The rear portion of the house is a 3-story, brick chalet-style structure. The gable roof has extremely wide eaves which extend approximately 4 feet from the walls. Unusually large triangular wooden brackets with chamfered edges support the rafters which have carved ends. There are two small wooden balconies off the top-story windows on the north and south sides of this wing.
There are also two outbuildings on the property. One is a 2-bay carriage house with segmental-arched openings which have been made rectangular with large concrete lintels; a loft is located under the shed roof. The other outbuilding appears to have been built in two stages and is now connected to the main house by a raised walkway. Although its original use is not known, part of it at one time did house Hotchkiss's gravity-flow water system.

The main hall is located on the second level of the central bay. This huge room has an open staircase of oak, pine and mahogany with paneled wainscoting and turned balusters; there is a bench built along the staircase wall. Nine-panel doors lead into the adjoining music room and library.
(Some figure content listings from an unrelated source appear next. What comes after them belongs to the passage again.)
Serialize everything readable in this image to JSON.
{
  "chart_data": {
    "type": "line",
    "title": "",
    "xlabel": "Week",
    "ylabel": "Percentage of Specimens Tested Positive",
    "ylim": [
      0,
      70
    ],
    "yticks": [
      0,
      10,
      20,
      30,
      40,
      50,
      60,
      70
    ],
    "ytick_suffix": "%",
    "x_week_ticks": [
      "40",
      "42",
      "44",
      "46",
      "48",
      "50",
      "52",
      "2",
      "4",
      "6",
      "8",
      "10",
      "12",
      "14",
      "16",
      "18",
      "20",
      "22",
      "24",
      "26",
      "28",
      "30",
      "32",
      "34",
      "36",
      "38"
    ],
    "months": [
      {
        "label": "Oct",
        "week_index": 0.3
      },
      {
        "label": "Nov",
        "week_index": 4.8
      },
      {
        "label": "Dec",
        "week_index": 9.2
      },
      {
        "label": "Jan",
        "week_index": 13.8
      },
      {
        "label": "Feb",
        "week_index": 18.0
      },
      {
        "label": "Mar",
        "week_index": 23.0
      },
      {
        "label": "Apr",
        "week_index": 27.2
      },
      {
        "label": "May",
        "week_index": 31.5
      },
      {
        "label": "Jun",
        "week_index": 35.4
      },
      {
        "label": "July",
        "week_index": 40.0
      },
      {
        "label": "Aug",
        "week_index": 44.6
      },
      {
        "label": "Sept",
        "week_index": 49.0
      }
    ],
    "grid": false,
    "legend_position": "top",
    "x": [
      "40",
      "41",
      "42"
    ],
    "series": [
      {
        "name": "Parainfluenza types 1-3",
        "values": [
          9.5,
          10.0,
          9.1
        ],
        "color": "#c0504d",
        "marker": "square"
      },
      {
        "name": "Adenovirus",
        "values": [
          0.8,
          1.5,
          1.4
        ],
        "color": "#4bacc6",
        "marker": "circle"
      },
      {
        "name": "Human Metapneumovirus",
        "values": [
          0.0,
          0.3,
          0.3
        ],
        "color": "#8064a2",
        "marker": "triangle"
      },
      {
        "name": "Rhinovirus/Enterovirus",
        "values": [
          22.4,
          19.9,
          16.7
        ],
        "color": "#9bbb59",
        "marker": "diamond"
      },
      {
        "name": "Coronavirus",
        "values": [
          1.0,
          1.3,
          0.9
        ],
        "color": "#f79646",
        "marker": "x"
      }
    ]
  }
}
The library is located in the protruding left bay and features Hotchkiss's unusual stand-up desk, a built-in bookcase covering an entire wall and a nicely paneled mantelpiece with slender, turned colonettes in the overmantel and small display shelves flanking the fireplace opening. The music room's woodwork is all painted an ivory color. This was originally the parlor and is located in the right bay behind the entrance porch.
On the first level, the largest room is the original dining room. The unusual built-in cupboard has paneled and glass doors, mirrors and spiral colonettes. Across the hall from the dining room is the old breakfast room which contains the door to Hotchkiss's enormous walk-in safe located under the entrance porch (it was here that he housed all his now highly- valued map collection).
The third level contains the bedrooms which open onto a huge central hall. It is less ornate than the main living level, but there are two mantelpieces of note.

The older rear wing of The Oaks connects to the front section in all three levels. In the basement of the wing is a large fireplace opening, which indicates that this room was probably the original kitchen. The second level of the wing now contains a small kitchen behind an additional dining room. In this room is a very simple mantelpiece which consists of pilasters supporting an undecorated frieze and mantel shelf. The original staircase of the wing remains in a hall between this dining room and the newer front addition. The third level of the wing contains an additional bedroom and bath. The flooring of the back wing is random-width pine, and all of the woodwork and molding is much simpler than that in the 1888 front section of The Oaks.